Présidentielle : l'argent et le parti... Les talons d'Achille d'une candidature Zemmour

Laurent Fargues, Thierry Fabre | 01 novembre 2021

Différence de taille avec l'ex-président américain, le polémiste français prépare sa campagne sans formation politique. Un handicap mais aussi un avantage.

Le contrôle d’un grand parti

À première vue, c’est un handicap pour Eric Zemmour: sans grand parti politique – il veut créer le sien en vue des législatives -, il n’a pas la logistique, les militants et le financement public, dont bénéficient LR ou LREM. En fait, cela pourrait être un plus. « C’est un avantage d’opinion, décrypte Dominique Reynié, directeur général de la Fondation pour l’innovation politique. Il y a un rejet des professionnels de la politique. Être porté par un parti classique est aujourd’hui jugé négativement. »

Pour autant, conquérir l’Élysée sans parti est-il possible ? L’exemple d’Emmanuel Macron montre que oui. « Il a précipité l’effondrement des partis traditionnels et a réussi à remporter la présidentielle sans la logistique d’un parti », souligne Reynié. Et le système français, qui plafonne les dépenses de campagne, permet à un outsider de briser l’oligopole des organisations politiques établies. Seul bémol: les 500 parrainages d’élus, exigés pour se présenter, que Zemmour pourrait avoir du mal à collecter, notamment chez ceux de LR, qui vont être accusés de jouer contre leur camp.

À l’inverse, aux États-Unis, le système politique n’offre aucune chance de victoire à un candidat indépendant. Ainsi, Ross Perot, ce milliardaire populiste qui s’était lancé dans la campagne en dehors des deux grands partis, avait échoué en 1992, ne récoltant que près de 19% des voix. Donald Trump le savait. Il avait donc choisi de conquérir le Parti républicain grâce aux primaires, qui ont permis à sa base, ultra-motivée, d’éliminer un à un tous ses rivaux. Cette pression de ses partisans a continué pendant sa présidence, s’exerçant sans relâche sur les élus du Congrès, menacés d’être battus lors du rendez-vous des primaires s’ils ne soutenaient pas Trump.

L’argent et les moyens de la campagne

Impossible de comparer le Gulliver américain et le Lilliput français, quand il s’agit des frais de campagne: Donald Trump a dépensé quelque 1,3 milliard d’euros en meetings, tracts et publicités en 2020, un tiers de plus qu’en 2016, et presque 60 fois plus que le plafond légal de 22,5 millions d’euros, imposé aux candidats à la présidentielle française présents aux deux tours. Et encore, ce chiffre ne prend pas en compte l’amplification du phénomène Trump par des médias fascinés: selon mediaQuant, de juillet 2015 à octobre 2016, cette « pub gratuite » a représenté l’équivalent de plus de 5 milliards d’euros.

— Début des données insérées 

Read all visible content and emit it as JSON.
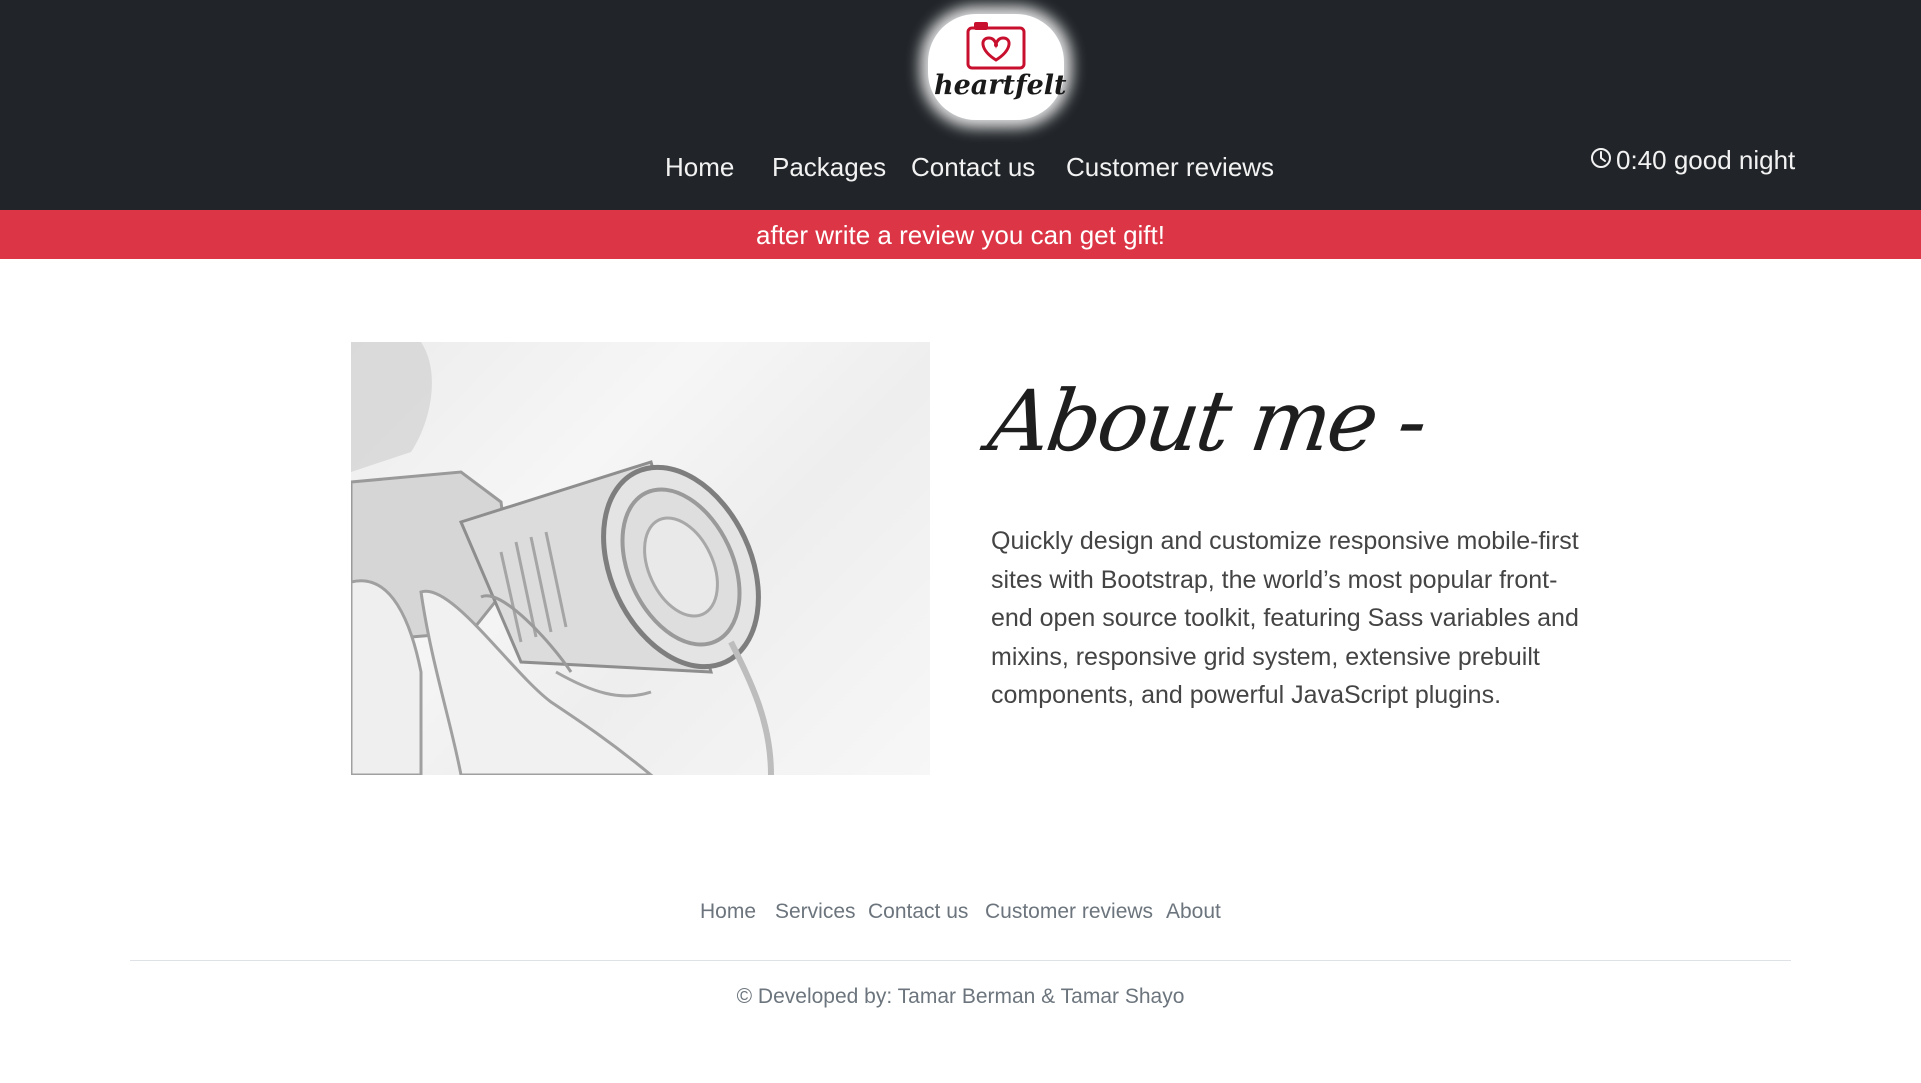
{
  "header": {
    "logo_text": "heartfelt",
    "nav": [
      "Home",
      "Packages",
      "Contact us",
      "Customer reviews"
    ],
    "clock": {
      "icon": "clock-icon",
      "text": "0:40 good night"
    }
  },
  "banner": {
    "text": "after write a review you can get gift!"
  },
  "about": {
    "title": "About me -",
    "paragraph_lines": [
      "Quickly design and customize responsive mobile-first",
      "sites with Bootstrap, the world’s most popular front-",
      "end open source toolkit, featuring Sass variables and",
      "mixins, responsive grid system, extensive prebuilt",
      "components, and powerful JavaScript plugins."
    ]
  },
  "footer": {
    "links": [
      "Home",
      "Services",
      "Contact us",
      "Customer reviews",
      "About"
    ],
    "copyright": "© Developed by: Tamar Berman & Tamar Shayo"
  },
  "colors": {
    "header_bg": "#212529",
    "banner_bg": "#dc3545",
    "footer_text": "#6c757d",
    "logo_accent": "#c8102e"
  }
}
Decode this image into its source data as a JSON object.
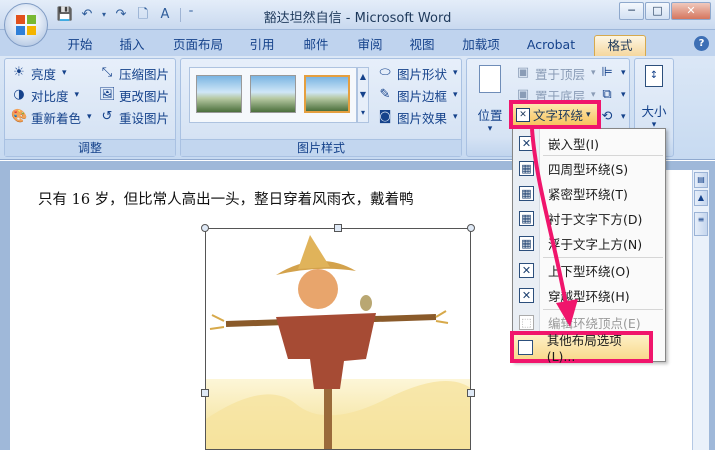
{
  "titlebar": {
    "title": "豁达坦然自信 - Microsoft Word",
    "minimize": "─",
    "maximize": "□",
    "close": "✕"
  },
  "tabs": [
    "开始",
    "插入",
    "页面布局",
    "引用",
    "邮件",
    "审阅",
    "视图",
    "加载项",
    "Acrobat",
    "格式"
  ],
  "active_tab": "格式",
  "ribbon": {
    "adjust": {
      "label": "调整",
      "brightness": "亮度",
      "contrast": "对比度",
      "recolor": "重新着色",
      "compress": "压缩图片",
      "change": "更改图片",
      "reset": "重设图片"
    },
    "styles": {
      "label": "图片样式",
      "shape": "图片形状",
      "border": "图片边框",
      "effects": "图片效果"
    },
    "arrange": {
      "position": "位置",
      "bring_front": "置于顶层",
      "send_back": "置于底层",
      "wrap_text": "文字环绕"
    },
    "size": {
      "label": "大小"
    }
  },
  "document": {
    "text": "只有 16 岁，但比常人高出一头，整日穿着风雨衣，戴着鸭"
  },
  "wrap_menu": {
    "items": [
      {
        "label": "嵌入型(I)",
        "disabled": false
      },
      {
        "label": "四周型环绕(S)",
        "disabled": false
      },
      {
        "label": "紧密型环绕(T)",
        "disabled": false
      },
      {
        "label": "衬于文字下方(D)",
        "disabled": false
      },
      {
        "label": "浮于文字上方(N)",
        "disabled": false
      },
      {
        "label": "上下型环绕(O)",
        "disabled": false
      },
      {
        "label": "穿越型环绕(H)",
        "disabled": false
      },
      {
        "label": "编辑环绕顶点(E)",
        "disabled": true
      }
    ],
    "more": "其他布局选项(L)..."
  },
  "colors": {
    "highlight": "#f0156c",
    "ribbon_text": "#15428b"
  }
}
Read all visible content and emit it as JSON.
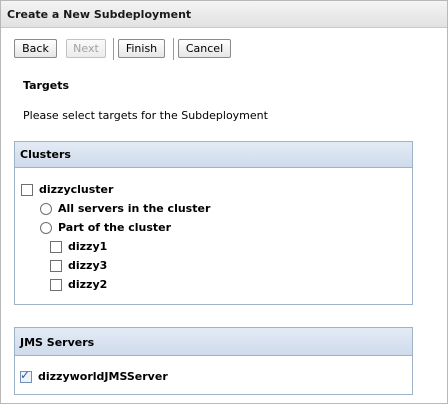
{
  "window": {
    "title": "Create a New Subdeployment"
  },
  "toolbar": {
    "back_label": "Back",
    "next_label": "Next",
    "finish_label": "Finish",
    "cancel_label": "Cancel"
  },
  "content": {
    "heading": "Targets",
    "instruction": "Please select targets for the Subdeployment"
  },
  "clusters": {
    "header": "Clusters",
    "cluster": {
      "label": "dizzycluster",
      "checked": false
    },
    "options": [
      {
        "label": "All servers in the cluster",
        "selected": false
      },
      {
        "label": "Part of the cluster",
        "selected": false
      }
    ],
    "servers": [
      {
        "label": "dizzy1",
        "checked": false
      },
      {
        "label": "dizzy3",
        "checked": false
      },
      {
        "label": "dizzy2",
        "checked": false
      }
    ]
  },
  "jms": {
    "header": "JMS Servers",
    "servers": [
      {
        "label": "dizzyworldJMSServer",
        "checked": true
      }
    ]
  },
  "icons": {
    "check": "checkmark-icon"
  }
}
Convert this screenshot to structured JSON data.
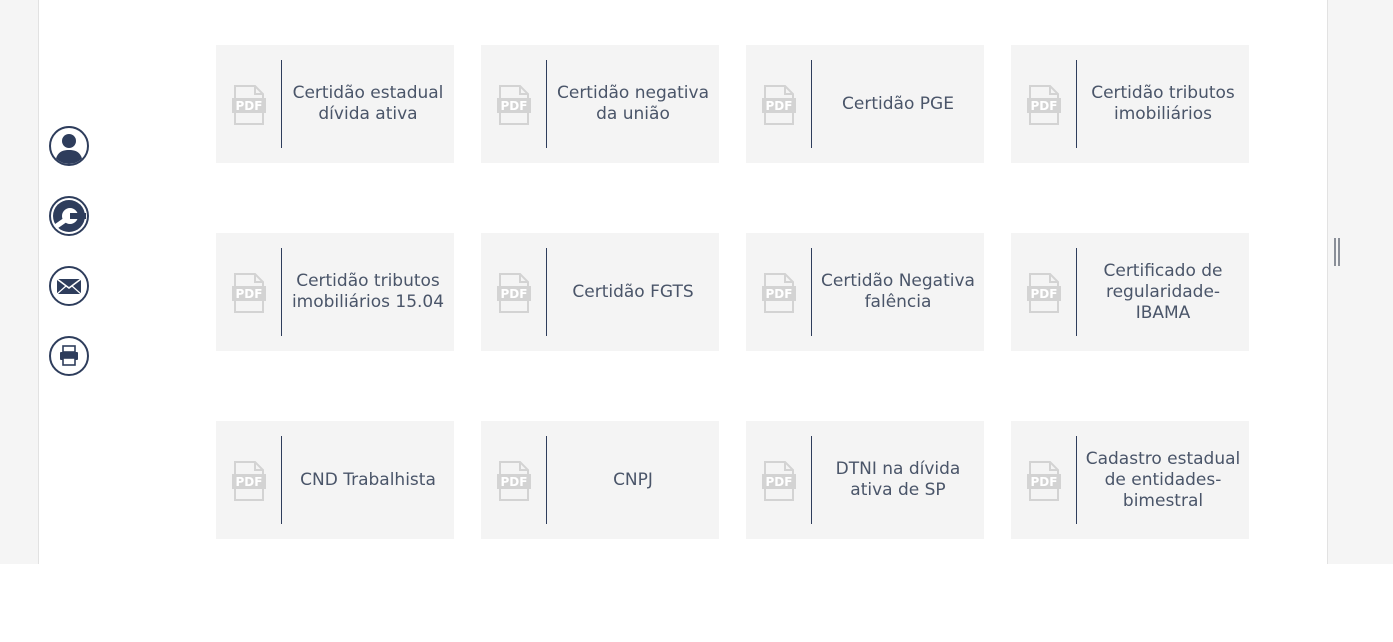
{
  "colors": {
    "navy": "#2e3d5c",
    "card_bg": "#f4f4f4",
    "text": "#4a5569",
    "pdf_icon": "#d3d3d3"
  },
  "sidebar": {
    "buttons": [
      {
        "name": "user-icon",
        "label": "user"
      },
      {
        "name": "wrench-icon",
        "label": "tools"
      },
      {
        "name": "mail-icon",
        "label": "email"
      },
      {
        "name": "print-icon",
        "label": "print"
      }
    ]
  },
  "pdf_icon_text": "PDF",
  "documents": [
    {
      "label": "Certidão estadual dívida ativa"
    },
    {
      "label": "Certidão negativa da união"
    },
    {
      "label": "Certidão PGE"
    },
    {
      "label": "Certidão tributos imobiliários"
    },
    {
      "label": "Certidão tributos imobiliários 15.04"
    },
    {
      "label": "Certidão FGTS"
    },
    {
      "label": "Certidão Negativa falência"
    },
    {
      "label": "Certificado de regularidade-IBAMA"
    },
    {
      "label": "CND Trabalhista"
    },
    {
      "label": "CNPJ"
    },
    {
      "label": "DTNI na dívida ativa de SP"
    },
    {
      "label": "Cadastro estadual de entidades-bimestral"
    }
  ]
}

Trump a su aussi séduire une poignée de donateurs milliardaires, surtout lors de sa première campagne, qui ont renforcé sa crédibilité de candidat et ouvert les portes de l’Amérique du big business . Le magnat des casinos Sheldon Adel-son et sa femme, Miriam, lui ont par exemple versé une contribution combinée de 82,5 millions de dollars. Mais lors des deux présidentielles, une grande partie de ses ressources a été fournie par les petits donateurs, ses fans.

Eric Zemmour rêve d’un tel engouement populaire qui se transformerait en euros sonnants et trébuchants. Son staff communique sur un « afflux continu de dons » allant de quelques dizaines d’euros à plusieurs milliers. Et le démarrage en flèche des ventes de son livre lui a déjà rapporté environ 1,5 million d’euros. Mais une campagne présidentielle coûte a minima 10 millions. En 2017, Marine Le Pen avait dépensé 12,5 millions et Emmanuel Macron 16,5 millions. Ainsi, depuis quelques semaines, l’ex-journaliste du Figaro se prête aux rituels des dîners pour séduire de riches mécènes, qui peuvent donner jusqu’à 7.500 euros ou prêter des sommes bien plus importantes. Début octobre, l’homme d’affaires Charles Gave, proche de l’extrême droite, a révélé qu’il avait prêté 300.000 euros à l’association Les Amis d’Eric Zemmour. Cette dernière vient d’ailleurs de louer un QG de près de 400 mètres carrés dans le très chic VIIIe arrondissement de Paris.